Performance issue with @fastmath and vectorization

Sat Nov 12 04:40:19 PST 2016

On Saturday, 12 November 2016 at 12:11:35 UTC, Johan Engelen 
wrote:
> On Saturday, 12 November 2016 at 11:16:16 UTC, deXtoRious wrote:
>> On Saturday, 12 November 2016 at 11:04:59 UTC, Johan Engelen 
>> wrote:
>>> On Saturday, 12 November 2016 at 10:56:20 UTC, deXtoRious 
>>> wrote:
>>>> On Saturday, 12 November 2016 at 10:47:42 UTC, Johan Engelen 
>>>> wrote:
>>>>>
>>>>> Does the C++ need `__restrict__` for the parameters to get 
>>>>> the assembly you want?
>>>>
>>>> In this case, it doesn't seem to make any difference.
>>>
>>> That's good news, because there is currently no way to add 
>>> that to LDC code, afaik.
>>
>> I hope it's somewhere on the roadmap for the future, as it 
>> does still make a measurable difference in some cases.
>
> Can you file an issue for that too? (ideas in forum posts get 
> lost instantly)
> Make sure you add an (as small as possible) testcase that shows 
> a clear difference in codegen (with/without for C++), and with 
> worse codegen with D code without it.
> It may be relatively easy to implement it in LDC, but I don't 
> think many people know the intricacies of C's restrict.
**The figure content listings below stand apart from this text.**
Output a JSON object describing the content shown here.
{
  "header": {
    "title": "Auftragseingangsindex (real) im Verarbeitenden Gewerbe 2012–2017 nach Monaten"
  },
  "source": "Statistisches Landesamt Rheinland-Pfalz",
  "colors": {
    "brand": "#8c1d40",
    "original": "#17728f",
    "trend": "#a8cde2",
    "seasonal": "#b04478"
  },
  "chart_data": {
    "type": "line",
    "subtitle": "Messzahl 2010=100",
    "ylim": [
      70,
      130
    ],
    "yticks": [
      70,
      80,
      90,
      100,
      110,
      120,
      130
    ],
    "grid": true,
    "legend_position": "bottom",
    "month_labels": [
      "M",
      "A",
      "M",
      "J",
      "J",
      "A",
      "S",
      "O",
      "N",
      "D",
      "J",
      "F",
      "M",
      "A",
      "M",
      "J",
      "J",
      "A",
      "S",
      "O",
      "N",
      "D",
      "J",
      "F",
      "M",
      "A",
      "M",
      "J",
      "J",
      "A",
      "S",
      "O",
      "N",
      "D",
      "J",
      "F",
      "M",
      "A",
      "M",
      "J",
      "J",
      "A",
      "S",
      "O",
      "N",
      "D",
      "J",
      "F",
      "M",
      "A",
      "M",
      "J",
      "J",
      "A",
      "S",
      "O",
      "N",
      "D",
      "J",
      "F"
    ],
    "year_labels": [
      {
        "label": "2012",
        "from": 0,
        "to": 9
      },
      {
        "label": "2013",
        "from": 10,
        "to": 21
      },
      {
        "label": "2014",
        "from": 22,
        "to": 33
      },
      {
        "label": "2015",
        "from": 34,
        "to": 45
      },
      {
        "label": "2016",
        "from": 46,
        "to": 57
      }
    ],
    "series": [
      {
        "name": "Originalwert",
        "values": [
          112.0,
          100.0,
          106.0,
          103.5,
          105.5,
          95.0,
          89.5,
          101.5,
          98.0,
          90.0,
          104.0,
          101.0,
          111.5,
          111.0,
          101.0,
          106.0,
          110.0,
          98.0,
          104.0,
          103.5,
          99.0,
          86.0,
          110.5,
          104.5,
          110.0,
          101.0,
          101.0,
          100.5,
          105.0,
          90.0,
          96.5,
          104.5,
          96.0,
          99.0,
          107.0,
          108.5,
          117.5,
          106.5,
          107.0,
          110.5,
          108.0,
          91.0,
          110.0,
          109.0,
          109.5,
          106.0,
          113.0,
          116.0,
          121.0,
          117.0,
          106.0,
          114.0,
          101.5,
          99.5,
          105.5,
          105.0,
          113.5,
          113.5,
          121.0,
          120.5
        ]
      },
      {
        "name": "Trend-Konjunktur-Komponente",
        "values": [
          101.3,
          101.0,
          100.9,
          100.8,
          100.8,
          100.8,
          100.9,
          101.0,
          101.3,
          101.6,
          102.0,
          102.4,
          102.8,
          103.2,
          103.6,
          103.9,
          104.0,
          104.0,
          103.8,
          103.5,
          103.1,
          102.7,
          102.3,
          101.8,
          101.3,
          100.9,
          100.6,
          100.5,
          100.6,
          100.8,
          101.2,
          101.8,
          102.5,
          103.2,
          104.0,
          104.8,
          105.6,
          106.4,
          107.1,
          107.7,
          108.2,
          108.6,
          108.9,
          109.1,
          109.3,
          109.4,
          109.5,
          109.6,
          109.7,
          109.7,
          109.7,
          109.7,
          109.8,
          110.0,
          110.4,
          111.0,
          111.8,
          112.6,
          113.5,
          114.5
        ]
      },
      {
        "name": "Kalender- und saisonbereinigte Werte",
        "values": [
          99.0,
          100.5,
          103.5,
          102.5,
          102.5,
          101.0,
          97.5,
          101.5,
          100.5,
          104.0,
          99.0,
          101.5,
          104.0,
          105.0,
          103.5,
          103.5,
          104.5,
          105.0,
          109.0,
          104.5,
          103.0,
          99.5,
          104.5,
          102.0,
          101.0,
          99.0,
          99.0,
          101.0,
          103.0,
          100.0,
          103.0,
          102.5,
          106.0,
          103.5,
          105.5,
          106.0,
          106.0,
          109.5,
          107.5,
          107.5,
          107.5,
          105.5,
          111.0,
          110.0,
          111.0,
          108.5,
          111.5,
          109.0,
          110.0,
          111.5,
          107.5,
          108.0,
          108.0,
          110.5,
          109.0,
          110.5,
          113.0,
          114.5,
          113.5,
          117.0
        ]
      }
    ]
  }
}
With 
> examples of the effect it has on assembly (clang C++) helps a 
> lot towards getting it implemented.
>
>> -Ofast is also there out of habit, doesn't make a meaningful 
>> difference for a benchmark as simple as this. Other switches, 
>> like -fno-rtti, -fno-exceptions and even -flto can also be 
>> dropped, simply using -O3 -march=native -ffast-math is 
>> sufficient to outperform LDC by 2.5x, losing only about 10% 
>> from the best C++ performance and producing essentially the 
>> same unrolled FMA-enabled assembly with very minor changes.
>
> OK great.
> I think you ran into a compiler limitation somehow, so make 
> sure you submit the simplified example/testcase on GH ! ;)
> (the simpler you can make it, the better)
>
> Btw, for benchmarking, you should mark the `compute_neq` 
> function as "weak linkage", such that the compiler is not going 
> to do inter-procedural optimization for the call to 
> `compute_neq` in `main`. (@weak for LDC, clang probably 
> something like __attribute__((weak)))

Okay, I'll clean up the code and post an issue on GH later today, 
hopefully someone can figure out where the discrepancy comes from.

I'll also file a separate issue / feature request for restrict 
afterwards, once I write up a representative test case that 
highlights the performance impact.

Thanks for your help! The ability to get quick responses on 
compiler issues like this is really encouraging me to write more 
high performance code in D.